En Gritos y Medidas (2008) la acción tiene lugar en la galería superior del ala sur del Centro Cultural La Merced antiguo Convento de la Merced de Gerona y en ella se aúnan y articulan tiempo-espacio-presencia mediante una estructura perfectamente organizada. El espacio es una franja rectangular y alargada semejante a un gran corredor, con los muros lisos y dos arcos de medio punto en el interior. En cada uno de los extremos del espacio, Correa sitúa una bombilla de cuarenta vatios que conceden al lugar una leve iluminación que contrasta con la atmósfera sombría de la sala. Con este juego de luces, la artista divide el espacio en tres franjas de longitud aproximada y en cada una de ellas coloca un temporizador programado para que se active a los cinco, diez y quince minutos respectivamente. Desde el principio de la galería, Correa comienza a medir el espacio contando en voz alta el número de pasos hasta que, a los cinco minutos, suena el primer temporizador. En este momento se para, emite un grito desgarrador y lo programa de nuevo para que suene a los cinco minutos. Este mismo proceso es repetido con los temporizadores programados a los diez y quince minutos, gritando cada vez que suenan y volviéndolos a programar de forma que la reiteración se extiende durante las dos horas que dura la performance.

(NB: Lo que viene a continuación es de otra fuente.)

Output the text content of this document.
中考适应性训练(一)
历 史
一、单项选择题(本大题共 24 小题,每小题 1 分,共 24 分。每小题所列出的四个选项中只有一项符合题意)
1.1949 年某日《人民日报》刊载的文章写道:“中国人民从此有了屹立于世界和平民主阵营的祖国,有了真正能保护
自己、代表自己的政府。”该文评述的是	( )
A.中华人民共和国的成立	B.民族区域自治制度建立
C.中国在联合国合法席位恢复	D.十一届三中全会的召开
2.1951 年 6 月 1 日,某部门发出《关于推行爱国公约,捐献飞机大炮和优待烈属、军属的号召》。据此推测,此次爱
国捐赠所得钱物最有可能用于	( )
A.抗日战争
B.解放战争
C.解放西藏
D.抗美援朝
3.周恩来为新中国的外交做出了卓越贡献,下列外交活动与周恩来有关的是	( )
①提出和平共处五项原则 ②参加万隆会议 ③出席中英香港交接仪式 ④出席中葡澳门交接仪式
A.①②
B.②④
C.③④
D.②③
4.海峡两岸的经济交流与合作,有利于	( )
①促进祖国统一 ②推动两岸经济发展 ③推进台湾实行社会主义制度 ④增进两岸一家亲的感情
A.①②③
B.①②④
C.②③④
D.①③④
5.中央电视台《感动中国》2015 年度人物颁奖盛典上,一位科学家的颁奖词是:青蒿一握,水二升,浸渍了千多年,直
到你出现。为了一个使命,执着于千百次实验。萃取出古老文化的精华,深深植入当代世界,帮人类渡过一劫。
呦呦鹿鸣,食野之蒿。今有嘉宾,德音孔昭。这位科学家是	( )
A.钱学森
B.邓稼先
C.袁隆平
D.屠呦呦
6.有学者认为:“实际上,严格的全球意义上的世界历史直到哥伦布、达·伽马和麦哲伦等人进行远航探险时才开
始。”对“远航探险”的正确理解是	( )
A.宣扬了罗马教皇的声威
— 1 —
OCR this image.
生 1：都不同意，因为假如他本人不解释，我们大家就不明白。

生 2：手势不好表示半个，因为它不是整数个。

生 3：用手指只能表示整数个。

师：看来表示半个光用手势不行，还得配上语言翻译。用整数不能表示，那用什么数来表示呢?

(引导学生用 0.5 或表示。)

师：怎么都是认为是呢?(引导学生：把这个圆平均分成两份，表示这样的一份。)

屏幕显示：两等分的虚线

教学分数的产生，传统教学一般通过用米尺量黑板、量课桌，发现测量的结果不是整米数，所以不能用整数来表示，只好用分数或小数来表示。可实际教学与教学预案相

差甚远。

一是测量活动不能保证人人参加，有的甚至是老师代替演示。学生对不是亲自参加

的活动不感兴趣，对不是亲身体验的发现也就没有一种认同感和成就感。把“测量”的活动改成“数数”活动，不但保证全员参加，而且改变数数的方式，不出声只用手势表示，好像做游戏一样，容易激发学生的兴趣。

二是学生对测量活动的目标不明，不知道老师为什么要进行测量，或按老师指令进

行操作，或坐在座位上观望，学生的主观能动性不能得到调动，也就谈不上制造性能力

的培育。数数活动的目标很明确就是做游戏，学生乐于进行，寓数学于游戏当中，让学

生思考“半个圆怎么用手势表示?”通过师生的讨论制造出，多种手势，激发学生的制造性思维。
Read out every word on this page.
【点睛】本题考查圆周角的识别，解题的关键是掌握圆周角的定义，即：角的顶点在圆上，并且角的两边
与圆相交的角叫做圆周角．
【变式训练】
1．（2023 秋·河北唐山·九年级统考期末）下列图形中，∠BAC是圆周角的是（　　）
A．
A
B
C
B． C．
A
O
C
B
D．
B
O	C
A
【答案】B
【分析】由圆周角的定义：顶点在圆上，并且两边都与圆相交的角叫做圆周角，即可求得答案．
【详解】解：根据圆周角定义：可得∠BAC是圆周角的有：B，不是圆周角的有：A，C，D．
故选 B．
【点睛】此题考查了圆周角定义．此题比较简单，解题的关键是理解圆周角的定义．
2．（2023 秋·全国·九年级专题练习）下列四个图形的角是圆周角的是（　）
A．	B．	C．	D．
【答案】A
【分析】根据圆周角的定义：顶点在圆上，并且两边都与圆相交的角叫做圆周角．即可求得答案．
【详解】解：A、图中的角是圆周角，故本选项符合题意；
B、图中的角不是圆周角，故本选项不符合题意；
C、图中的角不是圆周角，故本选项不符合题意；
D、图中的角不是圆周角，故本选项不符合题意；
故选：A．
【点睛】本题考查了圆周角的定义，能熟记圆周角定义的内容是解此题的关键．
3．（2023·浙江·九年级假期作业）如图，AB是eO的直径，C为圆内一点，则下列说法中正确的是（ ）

La relación con el público está restringida a un único contacto auditivo, de modo que el espectador no interviene ni contempla el desarrollo de la acción sino que la escucha desde otro ámbito espacial. En esta ocasión, esa barrera entre artista y público está enfatizada por los muros del corredor, ya que el espectador convertido ahora en oyente, percibe lo que acontece desde la zona exterior del claustro a través de las ventanas abiertas que comunican el interior de la galería con el jardín del exterior, pero sin presenciar la acción. Por tanto, la presencia de la artista, se transforma en una ausencia con relación al público, utilizando la voz como único elemento de unión entre ambos, artista y espectador.

La configuración del espacio está determinada por el efecto escenográfico que imprime el uso de la luz. La penumbra predominante de la galería es quebrada por dos focos leves que provocan la proyección de las sombras corporales en los muros blancos de la galería. Estas sombras, de tinte expresionista, son un reflejo de su propia presencia que queda duplicada gracias a ellas. Es la artista la única que asiste a su propia presencia de forma que la acción se construye como un proceso de reflexión íntima consigo misma.